The idea for Info Assistants has been brewing for a while. We started with InfoMinder – a tool for tracking web pages, more than a decade ago. It is still going strong. We addedTopicMinder, a couple of years laeter, to gather news about specific topics using RSS feeds.
Along with tools for gathering information, several technologies for analyzing information are becoming mainstream. The most exciting areas of development include Machine Learning, Deep Learning and Reinforcement Learning. They enable an entirely new generation of Information Assistants.

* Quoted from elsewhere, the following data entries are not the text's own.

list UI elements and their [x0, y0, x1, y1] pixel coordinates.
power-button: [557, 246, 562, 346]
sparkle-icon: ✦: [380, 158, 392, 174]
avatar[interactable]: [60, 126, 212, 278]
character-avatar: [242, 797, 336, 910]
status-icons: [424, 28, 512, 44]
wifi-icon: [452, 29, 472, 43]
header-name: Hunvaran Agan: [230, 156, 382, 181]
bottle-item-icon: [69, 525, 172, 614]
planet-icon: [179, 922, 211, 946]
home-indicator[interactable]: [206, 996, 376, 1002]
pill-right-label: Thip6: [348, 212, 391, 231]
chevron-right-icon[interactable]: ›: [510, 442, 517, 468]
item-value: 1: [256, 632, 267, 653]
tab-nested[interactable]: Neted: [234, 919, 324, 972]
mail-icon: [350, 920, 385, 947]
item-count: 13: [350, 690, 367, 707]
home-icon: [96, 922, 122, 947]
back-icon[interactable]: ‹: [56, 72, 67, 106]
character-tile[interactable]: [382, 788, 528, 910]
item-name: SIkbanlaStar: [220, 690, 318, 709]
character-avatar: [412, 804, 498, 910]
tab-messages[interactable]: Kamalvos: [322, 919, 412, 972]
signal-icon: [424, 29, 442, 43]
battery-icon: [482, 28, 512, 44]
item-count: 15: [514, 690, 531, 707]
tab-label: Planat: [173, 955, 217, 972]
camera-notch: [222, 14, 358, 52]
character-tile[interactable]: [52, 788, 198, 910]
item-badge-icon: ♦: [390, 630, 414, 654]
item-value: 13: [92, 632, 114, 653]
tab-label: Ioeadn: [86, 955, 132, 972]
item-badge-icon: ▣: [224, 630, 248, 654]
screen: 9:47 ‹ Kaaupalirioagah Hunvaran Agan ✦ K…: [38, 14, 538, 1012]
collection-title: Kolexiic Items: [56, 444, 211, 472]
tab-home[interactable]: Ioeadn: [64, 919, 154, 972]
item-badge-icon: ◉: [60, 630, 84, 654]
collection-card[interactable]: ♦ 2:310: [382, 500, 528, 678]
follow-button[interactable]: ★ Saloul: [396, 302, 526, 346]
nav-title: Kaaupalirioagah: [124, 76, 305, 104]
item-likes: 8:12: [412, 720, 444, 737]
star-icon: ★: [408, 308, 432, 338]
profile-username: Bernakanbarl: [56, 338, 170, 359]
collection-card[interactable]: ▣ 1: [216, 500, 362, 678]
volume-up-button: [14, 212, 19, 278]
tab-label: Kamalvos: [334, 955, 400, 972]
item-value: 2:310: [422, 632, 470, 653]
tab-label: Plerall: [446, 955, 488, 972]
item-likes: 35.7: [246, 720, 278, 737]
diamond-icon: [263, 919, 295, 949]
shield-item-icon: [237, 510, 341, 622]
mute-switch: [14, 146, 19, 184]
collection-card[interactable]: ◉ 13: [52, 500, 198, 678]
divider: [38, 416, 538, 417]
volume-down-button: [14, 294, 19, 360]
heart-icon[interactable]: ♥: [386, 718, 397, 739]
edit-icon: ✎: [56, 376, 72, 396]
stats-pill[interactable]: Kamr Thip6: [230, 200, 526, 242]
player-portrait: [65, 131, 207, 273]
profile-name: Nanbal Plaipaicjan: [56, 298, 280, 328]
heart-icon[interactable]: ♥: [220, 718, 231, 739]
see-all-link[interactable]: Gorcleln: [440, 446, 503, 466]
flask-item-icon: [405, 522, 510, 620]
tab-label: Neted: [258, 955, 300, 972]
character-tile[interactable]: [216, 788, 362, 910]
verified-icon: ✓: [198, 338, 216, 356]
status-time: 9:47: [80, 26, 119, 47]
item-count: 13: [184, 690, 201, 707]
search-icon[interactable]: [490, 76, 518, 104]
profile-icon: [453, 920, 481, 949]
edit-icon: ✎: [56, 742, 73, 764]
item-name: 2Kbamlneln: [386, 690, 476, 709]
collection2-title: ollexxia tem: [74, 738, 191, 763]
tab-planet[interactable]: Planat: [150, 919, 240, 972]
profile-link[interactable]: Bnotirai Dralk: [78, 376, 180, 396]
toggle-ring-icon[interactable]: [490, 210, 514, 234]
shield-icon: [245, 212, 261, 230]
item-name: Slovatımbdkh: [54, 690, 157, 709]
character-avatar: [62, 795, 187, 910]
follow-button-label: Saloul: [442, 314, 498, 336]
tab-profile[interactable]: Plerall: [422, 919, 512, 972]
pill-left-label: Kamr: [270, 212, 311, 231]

As Information explodes we need new ways to consume this information. If there are 100 rows in a spreadsheet, you can just browse the information. If there are tens of thousands of rows of data, you can slice, dice, build pivot tables and apply aggregate functions. What do you when you have millions of points of information. ML/DL techniques come to the rescue.
How do you make complex information easy to consume? Some visualization techniques will help. Finding the right visual abstractions are not, however, easy. An emerging area for reducing complex interactions with information is a conversational interfaces. Thanks to rapid improvements in natural language understanding and generation, we now have very powerful conversational interfaces. They are in their infancy, but hold a lot of promise. NLU and NLG are both powered by ML and DL techniques.
So we are recasting some of our old tools into new groups. Information gatherers (infotools), information analyzers and infobots. The tools help you discover and gather information. Analyzers help you make sense of information. And Infobots provide a friendly chat powered, conversational interfaces to information.